Some key points to consider:

  • As a hybrid offering, PowerON Compute is a dynamic infrastructure services solution hosted in SingTel’s data centers in Singapore, Australia, and now Hong Kong. The computing resources (e.g., CPU, memory, storage) can be accessed either via a public Internet connection or a private secured network.
  • This announcement confirms the findings of my February 2012 report, “Sizing the Cloud Markets in Asia Pacific”: that market demand for cloud-based computing resources in Asia Pacific (AP) will rapidly shift from infrastructure-as-a-service (IaaS) to dynamic infrastructure services.

While essentially identical to IaaS in terms of services provided (e.g., computing power, storage, and archiving), dynamic infrastructure services differ in two fundamental respects: They are hosted at a known location and can provide a clear mapping between tenants and the cloud provider’s servers. Given the strong concerns over data privacy and residency among AP organizations, this distinction is critical.

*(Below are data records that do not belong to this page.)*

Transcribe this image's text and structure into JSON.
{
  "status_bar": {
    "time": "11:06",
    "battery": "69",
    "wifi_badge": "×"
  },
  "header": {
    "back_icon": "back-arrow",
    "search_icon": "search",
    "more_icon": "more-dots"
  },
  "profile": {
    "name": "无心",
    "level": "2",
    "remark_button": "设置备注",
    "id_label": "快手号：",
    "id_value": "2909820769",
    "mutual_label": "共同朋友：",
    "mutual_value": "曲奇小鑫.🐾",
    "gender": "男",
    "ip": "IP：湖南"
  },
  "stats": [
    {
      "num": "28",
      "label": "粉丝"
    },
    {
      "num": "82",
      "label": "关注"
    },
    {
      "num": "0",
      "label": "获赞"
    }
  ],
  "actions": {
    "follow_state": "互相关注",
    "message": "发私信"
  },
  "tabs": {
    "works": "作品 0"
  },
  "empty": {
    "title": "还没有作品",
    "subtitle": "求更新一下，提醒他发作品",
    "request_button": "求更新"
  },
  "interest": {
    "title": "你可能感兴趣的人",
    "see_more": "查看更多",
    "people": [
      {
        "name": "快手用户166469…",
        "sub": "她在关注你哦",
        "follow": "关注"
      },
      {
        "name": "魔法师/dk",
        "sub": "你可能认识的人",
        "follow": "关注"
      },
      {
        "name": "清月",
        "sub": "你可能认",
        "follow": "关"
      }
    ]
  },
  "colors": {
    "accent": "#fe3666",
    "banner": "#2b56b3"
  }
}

Don’t get me wrong: IaaS demand will continue to grow strongly across AP through 2015. We expect the compound annual growth rate (CAGR) for IaaS across the region to be 55% between 2011 and 2015. But rapid standardization and commoditization will slow market growth from 2016 onward.

Outside of Australia, IaaS demand across AP has lagged North America and Western Europe. This is due to a lack of local players and limited presence of global IaaS leaders in the region — which has really only changed in the past 12 to 18 months. In addition to newer offerings from Google and Microsoft, sample IaaS offerings include Amazon Web Services Elastic Compute Cloud (EC2), Rackspace Cloud, and Telstra IaaS.

IaaS growth will be strong, but growth in dynamic infrastructure services will be stronger.

The strong growth for dynamic infrastructure services has really only begun in 2012 across all major AP markets, but we expect a CAGR of 75% between 2011 and 2015. In addition to this SingTel announcement, offerings have really only started coming to market  over the past six to 12 months.

Beyond service availability, the critical driver of dynamic infrastructure services is organizations’ increasing understanding of the distinctions between public, private, and now virtual private cloud solutions (of which dynamic infrastructure services is an example). As understanding grows further, so will demand.

Bottom line: If you’re in need of on-demand computing resources but have not seriously considered IaaS out of concerns over data privacy or residency, it’s definitely time to evaluate dynamic infrastructure services.